Growing up in Little Havana, Ariete’s Executive Chef and Owner Michael Beltran watched his Cuban exile grandparents bring people together with food. Whether on regular nights at the dinner table or special occasions like nochebuena with extended family, Michael learned to love not just the meals, but the community that formed around them. His grandparents — who’d worked at a bakery called Ariete in Pinar Del Río, Cuba — had lost their home, but no revolution could stop them from preserving tradition.
While he loved food, young Michael’s energy tended to be focused on sports. While playing college football in Virginia, he got his first taste of professional kitchens. On returning to Miami, he brought a defensive lineman’s competitive spirit and team ethic to a new craft and career: cooking. He honed his skills at some of Miami’s most celebrated restaurants, under South Florida culinary greats like chefs Norman Van Aken and Michael Schwartz. If Beltran family cooks had instilled in Michael a love for food as a tool for deepening relationships, his professional mentors opened his eyes to high-level technique and the possibilities of cuisine as a vehicle for storytelling.

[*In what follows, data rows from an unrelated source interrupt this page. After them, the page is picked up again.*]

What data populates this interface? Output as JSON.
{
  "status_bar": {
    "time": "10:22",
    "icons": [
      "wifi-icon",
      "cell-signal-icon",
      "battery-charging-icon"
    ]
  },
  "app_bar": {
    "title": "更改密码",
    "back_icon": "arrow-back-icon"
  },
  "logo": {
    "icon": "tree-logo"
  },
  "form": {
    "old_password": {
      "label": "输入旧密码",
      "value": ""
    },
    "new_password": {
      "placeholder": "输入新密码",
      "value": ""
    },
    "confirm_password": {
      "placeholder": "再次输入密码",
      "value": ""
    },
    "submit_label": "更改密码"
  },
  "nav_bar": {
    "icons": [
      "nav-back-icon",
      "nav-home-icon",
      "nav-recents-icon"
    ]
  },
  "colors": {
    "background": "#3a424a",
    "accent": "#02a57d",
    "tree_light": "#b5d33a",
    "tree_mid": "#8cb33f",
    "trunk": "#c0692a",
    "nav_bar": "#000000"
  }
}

Together, those ideas are at the core of all of Michael’s work, which has been recognized with two James Beard Award semifinalist nods (Best Chef: South) and StarChefs Rising Star honors. His restaurants — from fine dining to diners — are celebrations of the experiences we share and the stories we tell through, around and because of food. Ariete, which was awarded a Michelin Star, is that celebration’s highest expression.